Adding and Encoding Page Images - LiteratureInContext/LiC-data GitHub Wiki
Facsimile page images are images of the actual pages from, for instance, the first edition of the published text. We include them to give a clearer picture of the material object—the book. You might take pictures of page images with your phone from a book in a library collection, or you might find existing page images online, often from a library website. In either case, you’ll need to rename the page images, and then connect them with the XML of your digital edition.
XML Tag
We'll be using this tag to explain the naming convention. This is the tag in the XML that is used to display page images:
<pb n="100" facs="pageImages/100.jpg"/>
The element is a TEI element for a “page break”.
The n="" attribute (or @n) in the pb tag represents the page number that the image in @facs="" will be displaying. This also has bearing on the alt text that is auto-generated by the application. For example, page 57 will be
Title pages will show n="[title page]" and similarly other unnumbered pages may use a different value for the n="". If there is a change to the numbering convention—any page number that is not actually the number printed on the page itself, you should use [square brackets] to indicate that you’ve added information.
For simplicity, we choose to name the images (that will be uploaded to the pageImages folder of the text on AWS) using the page they are representing. So, if the picture is showing the 100th page in the text it will simply be called 100.png or 100.jpg etc.
Pages with roman numerals: If the page number is a roman numeral, it is named with that roman numeral. Ex: vii.jpg.
Note that there is room for some variation, as long as consistency within each text is maintained. For instance, some contributors may choose to batch-renumber page images; in that case, you may need to use leading zeroes to make sure the images stay in the right order in your folder.

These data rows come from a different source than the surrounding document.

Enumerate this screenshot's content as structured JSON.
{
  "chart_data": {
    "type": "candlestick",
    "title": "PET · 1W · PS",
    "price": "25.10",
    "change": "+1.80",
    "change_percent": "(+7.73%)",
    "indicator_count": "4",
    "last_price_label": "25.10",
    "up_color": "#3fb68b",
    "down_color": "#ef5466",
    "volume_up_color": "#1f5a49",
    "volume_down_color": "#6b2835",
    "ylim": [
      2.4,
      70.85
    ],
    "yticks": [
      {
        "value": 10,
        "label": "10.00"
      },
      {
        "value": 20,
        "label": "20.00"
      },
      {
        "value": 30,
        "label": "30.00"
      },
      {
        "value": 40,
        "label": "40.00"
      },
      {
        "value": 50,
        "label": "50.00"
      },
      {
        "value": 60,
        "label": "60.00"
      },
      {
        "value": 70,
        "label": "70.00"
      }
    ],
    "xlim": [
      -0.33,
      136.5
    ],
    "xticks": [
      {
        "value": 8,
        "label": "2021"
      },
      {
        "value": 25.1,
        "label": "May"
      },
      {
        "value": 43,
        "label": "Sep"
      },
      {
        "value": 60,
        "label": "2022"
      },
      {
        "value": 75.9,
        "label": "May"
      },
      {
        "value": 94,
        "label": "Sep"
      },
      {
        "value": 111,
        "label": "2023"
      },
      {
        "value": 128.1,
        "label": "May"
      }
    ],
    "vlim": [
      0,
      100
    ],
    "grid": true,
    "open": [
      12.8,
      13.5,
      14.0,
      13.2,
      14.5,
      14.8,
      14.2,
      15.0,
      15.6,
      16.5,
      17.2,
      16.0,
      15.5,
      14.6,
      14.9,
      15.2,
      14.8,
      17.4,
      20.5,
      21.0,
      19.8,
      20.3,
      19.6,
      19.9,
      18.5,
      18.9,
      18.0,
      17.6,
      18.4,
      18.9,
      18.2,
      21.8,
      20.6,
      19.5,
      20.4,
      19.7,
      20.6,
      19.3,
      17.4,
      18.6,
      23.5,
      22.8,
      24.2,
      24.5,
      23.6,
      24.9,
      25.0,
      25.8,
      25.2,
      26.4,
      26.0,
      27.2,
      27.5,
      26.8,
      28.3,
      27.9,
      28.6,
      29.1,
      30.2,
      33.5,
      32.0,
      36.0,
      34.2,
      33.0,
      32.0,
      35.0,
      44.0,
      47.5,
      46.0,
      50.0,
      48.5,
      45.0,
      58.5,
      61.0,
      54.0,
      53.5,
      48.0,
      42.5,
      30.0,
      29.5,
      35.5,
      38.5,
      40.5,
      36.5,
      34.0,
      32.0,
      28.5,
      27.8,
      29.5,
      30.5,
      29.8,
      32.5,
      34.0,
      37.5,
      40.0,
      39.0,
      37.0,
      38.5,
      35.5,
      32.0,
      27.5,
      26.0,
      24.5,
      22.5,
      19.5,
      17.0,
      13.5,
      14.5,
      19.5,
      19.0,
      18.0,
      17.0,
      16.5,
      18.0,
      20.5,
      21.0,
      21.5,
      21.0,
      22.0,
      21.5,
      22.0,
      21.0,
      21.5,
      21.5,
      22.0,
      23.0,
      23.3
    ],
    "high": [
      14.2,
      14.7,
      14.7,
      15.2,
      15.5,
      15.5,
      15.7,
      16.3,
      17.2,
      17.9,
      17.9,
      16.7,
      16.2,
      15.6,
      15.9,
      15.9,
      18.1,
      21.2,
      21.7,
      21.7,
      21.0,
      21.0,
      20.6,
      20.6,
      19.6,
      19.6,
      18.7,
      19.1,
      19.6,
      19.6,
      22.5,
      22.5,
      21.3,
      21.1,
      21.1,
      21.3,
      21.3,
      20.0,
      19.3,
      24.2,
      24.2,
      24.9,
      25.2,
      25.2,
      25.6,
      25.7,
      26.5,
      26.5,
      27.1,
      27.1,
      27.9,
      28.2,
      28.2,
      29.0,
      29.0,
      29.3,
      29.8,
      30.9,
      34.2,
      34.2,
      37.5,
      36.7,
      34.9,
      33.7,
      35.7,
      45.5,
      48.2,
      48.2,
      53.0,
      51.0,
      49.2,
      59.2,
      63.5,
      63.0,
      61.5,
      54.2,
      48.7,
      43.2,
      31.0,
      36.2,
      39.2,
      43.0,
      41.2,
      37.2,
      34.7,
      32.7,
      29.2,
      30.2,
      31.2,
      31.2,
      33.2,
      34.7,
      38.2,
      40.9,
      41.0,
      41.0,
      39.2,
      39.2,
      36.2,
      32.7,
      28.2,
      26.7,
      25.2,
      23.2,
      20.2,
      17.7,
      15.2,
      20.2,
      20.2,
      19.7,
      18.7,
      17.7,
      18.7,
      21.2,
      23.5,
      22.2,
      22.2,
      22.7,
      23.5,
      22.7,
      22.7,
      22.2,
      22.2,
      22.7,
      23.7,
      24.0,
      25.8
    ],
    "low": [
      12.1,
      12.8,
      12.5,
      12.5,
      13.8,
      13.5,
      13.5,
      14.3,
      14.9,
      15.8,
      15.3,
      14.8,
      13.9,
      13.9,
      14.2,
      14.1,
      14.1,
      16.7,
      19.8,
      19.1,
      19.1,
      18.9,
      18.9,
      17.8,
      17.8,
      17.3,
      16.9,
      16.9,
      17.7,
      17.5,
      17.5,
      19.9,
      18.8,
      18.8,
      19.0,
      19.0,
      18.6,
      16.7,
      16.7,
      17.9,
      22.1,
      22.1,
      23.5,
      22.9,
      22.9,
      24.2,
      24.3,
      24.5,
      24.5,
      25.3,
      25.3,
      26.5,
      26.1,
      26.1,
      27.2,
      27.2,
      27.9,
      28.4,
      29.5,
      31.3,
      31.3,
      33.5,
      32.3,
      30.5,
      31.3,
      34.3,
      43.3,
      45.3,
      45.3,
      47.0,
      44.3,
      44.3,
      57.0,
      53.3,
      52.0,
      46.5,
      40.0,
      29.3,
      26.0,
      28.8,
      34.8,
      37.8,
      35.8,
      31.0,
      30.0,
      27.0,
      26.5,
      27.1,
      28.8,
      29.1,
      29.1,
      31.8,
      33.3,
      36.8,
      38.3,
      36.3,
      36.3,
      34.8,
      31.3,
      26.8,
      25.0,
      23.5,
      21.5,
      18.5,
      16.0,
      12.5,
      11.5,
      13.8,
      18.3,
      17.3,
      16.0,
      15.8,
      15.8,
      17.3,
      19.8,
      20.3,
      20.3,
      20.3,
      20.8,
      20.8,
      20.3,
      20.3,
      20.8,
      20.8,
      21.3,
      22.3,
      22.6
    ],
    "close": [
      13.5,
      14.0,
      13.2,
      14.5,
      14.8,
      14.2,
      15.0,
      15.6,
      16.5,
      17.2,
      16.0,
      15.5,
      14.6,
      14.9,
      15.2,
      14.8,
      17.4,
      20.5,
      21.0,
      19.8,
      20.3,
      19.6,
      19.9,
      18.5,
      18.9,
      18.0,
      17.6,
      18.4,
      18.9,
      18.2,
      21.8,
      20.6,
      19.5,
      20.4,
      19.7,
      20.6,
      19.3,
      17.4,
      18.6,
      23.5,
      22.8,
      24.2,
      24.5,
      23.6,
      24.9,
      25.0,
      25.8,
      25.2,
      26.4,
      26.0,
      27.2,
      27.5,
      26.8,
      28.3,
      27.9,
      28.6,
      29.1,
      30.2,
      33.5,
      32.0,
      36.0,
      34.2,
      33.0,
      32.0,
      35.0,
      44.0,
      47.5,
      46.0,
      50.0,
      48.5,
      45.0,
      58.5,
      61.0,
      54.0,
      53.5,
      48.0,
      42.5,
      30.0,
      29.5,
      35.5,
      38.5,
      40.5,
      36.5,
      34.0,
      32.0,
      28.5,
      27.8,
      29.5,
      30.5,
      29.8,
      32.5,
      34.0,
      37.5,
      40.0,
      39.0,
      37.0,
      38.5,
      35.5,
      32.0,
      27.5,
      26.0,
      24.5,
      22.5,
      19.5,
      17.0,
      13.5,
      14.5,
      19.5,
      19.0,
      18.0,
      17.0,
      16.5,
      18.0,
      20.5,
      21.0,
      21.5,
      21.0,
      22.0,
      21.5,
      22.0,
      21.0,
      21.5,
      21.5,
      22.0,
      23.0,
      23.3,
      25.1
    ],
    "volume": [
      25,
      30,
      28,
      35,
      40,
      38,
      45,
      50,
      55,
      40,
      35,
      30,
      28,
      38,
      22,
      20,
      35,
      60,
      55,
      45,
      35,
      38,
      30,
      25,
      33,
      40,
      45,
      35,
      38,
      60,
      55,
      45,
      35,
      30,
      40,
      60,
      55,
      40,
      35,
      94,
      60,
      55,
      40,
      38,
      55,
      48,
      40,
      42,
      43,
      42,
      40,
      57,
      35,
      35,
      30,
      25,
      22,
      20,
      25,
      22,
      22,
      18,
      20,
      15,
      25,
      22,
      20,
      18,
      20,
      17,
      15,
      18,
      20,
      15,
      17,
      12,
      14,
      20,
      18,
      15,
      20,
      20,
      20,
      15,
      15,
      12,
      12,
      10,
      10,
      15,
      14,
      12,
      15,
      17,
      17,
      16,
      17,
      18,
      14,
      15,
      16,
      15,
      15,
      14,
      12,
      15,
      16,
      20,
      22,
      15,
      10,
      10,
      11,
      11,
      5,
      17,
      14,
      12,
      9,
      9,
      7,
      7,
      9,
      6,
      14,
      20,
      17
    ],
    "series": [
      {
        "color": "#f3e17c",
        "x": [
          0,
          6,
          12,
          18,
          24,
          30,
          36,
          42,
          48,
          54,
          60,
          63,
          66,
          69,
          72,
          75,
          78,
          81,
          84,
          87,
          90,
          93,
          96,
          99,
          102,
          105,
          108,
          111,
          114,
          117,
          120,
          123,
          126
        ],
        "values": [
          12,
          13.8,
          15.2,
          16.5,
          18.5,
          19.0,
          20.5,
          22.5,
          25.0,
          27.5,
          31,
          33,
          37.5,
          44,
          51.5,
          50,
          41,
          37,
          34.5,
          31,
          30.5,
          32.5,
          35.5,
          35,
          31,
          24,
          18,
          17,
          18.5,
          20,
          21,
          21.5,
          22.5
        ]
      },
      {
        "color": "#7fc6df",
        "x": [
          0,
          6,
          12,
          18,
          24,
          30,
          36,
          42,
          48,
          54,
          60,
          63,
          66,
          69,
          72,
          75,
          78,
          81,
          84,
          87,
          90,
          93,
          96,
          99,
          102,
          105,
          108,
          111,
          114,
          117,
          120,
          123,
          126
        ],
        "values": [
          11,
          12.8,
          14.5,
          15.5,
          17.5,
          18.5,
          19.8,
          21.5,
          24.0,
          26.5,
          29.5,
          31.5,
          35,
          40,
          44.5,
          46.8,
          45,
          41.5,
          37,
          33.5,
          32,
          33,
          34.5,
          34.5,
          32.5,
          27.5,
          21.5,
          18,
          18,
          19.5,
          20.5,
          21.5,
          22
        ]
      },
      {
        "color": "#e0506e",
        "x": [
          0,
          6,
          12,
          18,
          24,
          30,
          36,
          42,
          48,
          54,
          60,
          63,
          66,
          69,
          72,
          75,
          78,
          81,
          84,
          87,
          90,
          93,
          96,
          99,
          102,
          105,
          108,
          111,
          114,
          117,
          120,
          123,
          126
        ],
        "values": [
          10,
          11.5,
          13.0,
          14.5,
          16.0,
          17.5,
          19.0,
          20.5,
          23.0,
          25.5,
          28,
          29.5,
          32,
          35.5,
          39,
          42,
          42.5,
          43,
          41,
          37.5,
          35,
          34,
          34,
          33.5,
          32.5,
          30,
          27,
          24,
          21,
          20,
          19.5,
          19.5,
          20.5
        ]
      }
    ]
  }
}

Unnumbered Pages: Title Pages, Blank Pages and More
Note: Most of these pages do not actually show up in the xml but must be named this way because they will still be uploaded to the AWS storage. Pages that aren’t numbered pages in the text will have to be named differently, so it’s easy for us to encode the elements in the larger XML file. Their names will vary and will be relative to the first numbered page: We name them using decimal numbers relative to the first page.
Reference Picture:
Saving Your Page Images
Save all page images to a folder on your computer. These images will later be uploaded to our AWS server, so you can give that folder a title that matches the storage naming conventions.
- If your XML document is identified in its xml:id as “franklin-autobiography,” then that means all page images will be stored in the “franklin-autobiography” folder on AWS.
- Inside “franklin-autobiography” will be two folders, one called “pageImages,” and one called “notes.”
- If you are also adding images to your notes, you may want to create a folder on your computer called, for instance, “franklin-autobiography,” with two folders inside of that—“pageImages” for page images, and “notes” for images you’ll include in annotations.